Иногда в компании друзей он позволял себе побрюзжать на судьбу, которая уже столько лет была к нему несправедлива; именно в таких случаях он излагал свои взгляды. Он утверждал, что один сумасшедший способен превратить в сумасшедших еще сто человек, и поэтому этого сумасшедшего надо убить. Что, родись он более способным, он объявил бы себя анархистом Государства, как другие с удовольствием объявляют себя анархистами Бога. В таком случае он действительно смог бы посвятить себя небольшим политическим экспериментам, посредством которых можно произвести истинно революционные операции социального манипулирования: ибо настоящая революция состоит в том, чтобы прекратить безумный монолог человеческого скотства, окопавшегося на площадях и прикрывающегося знаменами равенства, которых развелось слишком много.
— Мое учреждение, — продолжал он, — и сами тюрьмы, которыми меня вынуждают пользоваться, я превратил бы в одну-единственную лабораторию для таких экспериментов и феноменов, лабораторию эксцентричного благонамеренного гражданина, наделенного добрым сознанием, и ради достижения моей цели я бы поостерегся отдавать предпочтение какой бы то ни было политической идее.

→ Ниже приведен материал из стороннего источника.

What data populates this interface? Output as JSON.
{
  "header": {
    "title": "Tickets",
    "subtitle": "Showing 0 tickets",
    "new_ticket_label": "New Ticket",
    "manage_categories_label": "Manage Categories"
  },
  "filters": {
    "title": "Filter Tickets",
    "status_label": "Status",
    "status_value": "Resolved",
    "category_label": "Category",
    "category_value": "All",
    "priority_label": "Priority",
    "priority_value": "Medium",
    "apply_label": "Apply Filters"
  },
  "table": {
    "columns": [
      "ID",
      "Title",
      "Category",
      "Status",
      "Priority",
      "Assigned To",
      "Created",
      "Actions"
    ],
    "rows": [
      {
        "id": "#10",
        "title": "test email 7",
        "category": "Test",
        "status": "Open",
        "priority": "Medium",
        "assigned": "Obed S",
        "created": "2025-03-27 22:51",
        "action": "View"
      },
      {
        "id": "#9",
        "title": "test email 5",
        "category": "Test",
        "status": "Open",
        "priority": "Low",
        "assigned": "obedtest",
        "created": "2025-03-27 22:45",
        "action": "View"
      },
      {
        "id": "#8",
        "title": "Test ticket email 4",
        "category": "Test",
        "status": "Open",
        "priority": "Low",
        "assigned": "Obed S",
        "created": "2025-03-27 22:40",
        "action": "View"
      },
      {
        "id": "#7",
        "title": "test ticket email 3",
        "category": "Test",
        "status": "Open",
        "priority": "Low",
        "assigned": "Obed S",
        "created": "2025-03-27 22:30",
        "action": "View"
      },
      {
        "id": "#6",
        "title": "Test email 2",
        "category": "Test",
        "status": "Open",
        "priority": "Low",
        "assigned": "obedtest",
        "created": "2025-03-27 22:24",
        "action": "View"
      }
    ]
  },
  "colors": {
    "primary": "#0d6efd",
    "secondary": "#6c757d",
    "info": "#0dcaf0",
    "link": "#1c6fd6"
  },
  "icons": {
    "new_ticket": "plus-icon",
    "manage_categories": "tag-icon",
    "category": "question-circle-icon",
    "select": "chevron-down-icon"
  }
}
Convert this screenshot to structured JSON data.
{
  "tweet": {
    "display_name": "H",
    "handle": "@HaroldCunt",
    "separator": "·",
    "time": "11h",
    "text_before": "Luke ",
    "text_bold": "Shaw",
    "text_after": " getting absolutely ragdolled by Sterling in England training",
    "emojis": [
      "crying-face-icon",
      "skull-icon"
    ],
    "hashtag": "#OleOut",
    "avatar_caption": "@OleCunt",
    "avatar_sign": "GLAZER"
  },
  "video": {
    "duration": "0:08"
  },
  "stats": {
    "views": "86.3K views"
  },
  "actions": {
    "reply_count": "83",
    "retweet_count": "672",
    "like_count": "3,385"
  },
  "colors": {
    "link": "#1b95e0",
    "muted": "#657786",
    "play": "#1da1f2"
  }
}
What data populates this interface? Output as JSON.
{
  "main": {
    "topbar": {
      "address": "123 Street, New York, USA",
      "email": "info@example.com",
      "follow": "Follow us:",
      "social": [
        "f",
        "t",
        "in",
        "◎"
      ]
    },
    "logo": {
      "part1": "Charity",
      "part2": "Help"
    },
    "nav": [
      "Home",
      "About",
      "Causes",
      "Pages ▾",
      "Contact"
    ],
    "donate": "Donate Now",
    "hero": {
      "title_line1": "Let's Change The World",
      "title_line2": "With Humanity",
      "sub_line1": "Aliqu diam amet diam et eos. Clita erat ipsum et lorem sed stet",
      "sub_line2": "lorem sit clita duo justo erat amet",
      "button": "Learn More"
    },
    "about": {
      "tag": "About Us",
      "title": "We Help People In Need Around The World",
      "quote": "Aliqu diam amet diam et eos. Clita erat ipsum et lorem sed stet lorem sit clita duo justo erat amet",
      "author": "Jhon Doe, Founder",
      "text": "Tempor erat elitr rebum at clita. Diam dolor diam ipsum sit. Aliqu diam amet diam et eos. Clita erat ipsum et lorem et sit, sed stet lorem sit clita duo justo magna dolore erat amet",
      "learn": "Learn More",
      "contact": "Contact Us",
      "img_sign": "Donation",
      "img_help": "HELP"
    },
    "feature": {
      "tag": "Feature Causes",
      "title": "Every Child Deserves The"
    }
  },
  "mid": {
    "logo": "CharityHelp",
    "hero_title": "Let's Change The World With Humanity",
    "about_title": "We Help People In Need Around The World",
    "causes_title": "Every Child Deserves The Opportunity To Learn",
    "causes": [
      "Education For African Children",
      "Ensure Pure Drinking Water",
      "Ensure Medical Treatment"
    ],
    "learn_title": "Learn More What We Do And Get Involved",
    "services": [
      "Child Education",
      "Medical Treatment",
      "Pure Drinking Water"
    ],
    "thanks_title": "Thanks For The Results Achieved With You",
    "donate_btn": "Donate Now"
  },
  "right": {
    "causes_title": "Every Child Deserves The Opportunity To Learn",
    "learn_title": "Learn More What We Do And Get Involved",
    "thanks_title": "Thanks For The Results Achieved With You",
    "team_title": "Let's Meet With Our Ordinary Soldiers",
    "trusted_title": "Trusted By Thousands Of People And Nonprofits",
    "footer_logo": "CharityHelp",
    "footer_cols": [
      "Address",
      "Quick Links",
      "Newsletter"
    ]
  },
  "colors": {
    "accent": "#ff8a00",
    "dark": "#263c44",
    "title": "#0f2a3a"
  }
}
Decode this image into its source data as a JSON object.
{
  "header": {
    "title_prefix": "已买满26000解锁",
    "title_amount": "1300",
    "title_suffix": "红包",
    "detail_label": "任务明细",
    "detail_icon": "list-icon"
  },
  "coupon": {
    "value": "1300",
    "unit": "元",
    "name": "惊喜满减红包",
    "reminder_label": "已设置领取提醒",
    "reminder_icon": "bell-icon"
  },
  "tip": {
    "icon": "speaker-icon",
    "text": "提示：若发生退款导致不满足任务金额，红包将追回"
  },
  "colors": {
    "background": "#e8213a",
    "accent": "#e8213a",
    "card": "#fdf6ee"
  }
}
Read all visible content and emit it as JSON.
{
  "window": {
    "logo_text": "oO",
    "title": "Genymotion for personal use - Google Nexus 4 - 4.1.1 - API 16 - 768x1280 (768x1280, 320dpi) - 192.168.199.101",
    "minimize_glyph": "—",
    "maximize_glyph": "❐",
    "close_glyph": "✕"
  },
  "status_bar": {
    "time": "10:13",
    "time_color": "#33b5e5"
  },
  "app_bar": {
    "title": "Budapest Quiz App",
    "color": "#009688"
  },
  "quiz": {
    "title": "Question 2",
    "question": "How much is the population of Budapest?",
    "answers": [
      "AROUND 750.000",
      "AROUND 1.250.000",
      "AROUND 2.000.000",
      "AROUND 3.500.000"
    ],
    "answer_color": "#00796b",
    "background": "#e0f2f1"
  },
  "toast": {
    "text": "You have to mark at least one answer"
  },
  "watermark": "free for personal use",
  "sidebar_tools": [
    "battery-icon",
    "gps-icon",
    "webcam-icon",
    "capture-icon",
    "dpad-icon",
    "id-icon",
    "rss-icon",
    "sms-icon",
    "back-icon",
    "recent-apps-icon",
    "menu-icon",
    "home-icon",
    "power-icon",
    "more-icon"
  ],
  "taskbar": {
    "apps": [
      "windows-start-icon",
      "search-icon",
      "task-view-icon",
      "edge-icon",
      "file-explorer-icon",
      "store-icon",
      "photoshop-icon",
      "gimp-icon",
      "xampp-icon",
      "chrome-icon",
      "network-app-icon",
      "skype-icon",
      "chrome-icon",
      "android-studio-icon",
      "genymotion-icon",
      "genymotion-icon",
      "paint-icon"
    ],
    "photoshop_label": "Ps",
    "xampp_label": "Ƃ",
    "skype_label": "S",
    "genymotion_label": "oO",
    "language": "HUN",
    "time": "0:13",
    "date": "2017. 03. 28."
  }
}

Особенно близкой мне идеи у меня нет, как нет у химика любимого вещества из числа тех, которыми он манипулирует; я люблю, сказал бы я, даже не порядок, а мою концепцию порядка, и только в ней вижу, как реализуется задача, поставленная передо мной Государством.
Он уверял, что в один прекрасный день появится тот, кто, будучи более гениальным или более безумным, или более жестоким, чем он, выскажет в лицо миру принцип: «Демократия — это суеверие, основанное на статистике». Несмотря на всю неясность и вульгарность этого принципа, он не мешал ему верить в репрессии; не в те, которые можно предусмотреть, вроде прежних тюрем и каторги, а в другие, непредсказуемые и в определенном смысле пророческие, находящиеся на службе у фактических данных: поскольку в сложных районах, где, по традиции, фашизм разрастается вместе с анархией, а она — вместе с социализмом и коммунизмом, а эти, наконец, вместе с правлением Церкви, природа функции подавления может быть только театральной. То есть, она должна пользоваться неожиданными поворотами событий и кульминационными сценами, ни в чем не отклоняющимися от старых добрых канонов театрального зрелища; беда, если публика заранее узнает, что произойдет на сцене, заявлял он, она утратит любопытство и способность удивляться. В случае самого Корви она бы утратила страх.
В заключение он говорил:
— Я мечтаю стать главным режиссером подавления.
Эпизод с номером Дольфуса произошел в конце июля.
Привилегированный номер люкс в Реджине, когда был свободен, был для Дзелии местом все новых открытий. Она заходила в него поразмышлять о счастье. В атмосфере, пропитанной оставшимся от женщин ароматом, ей чудились страшные тайны и душераздирающие любовные истории; пышные обряды какой-то неведомой религии; и то, что она видела с балкона, менялось в соответствии с этими фантазиями.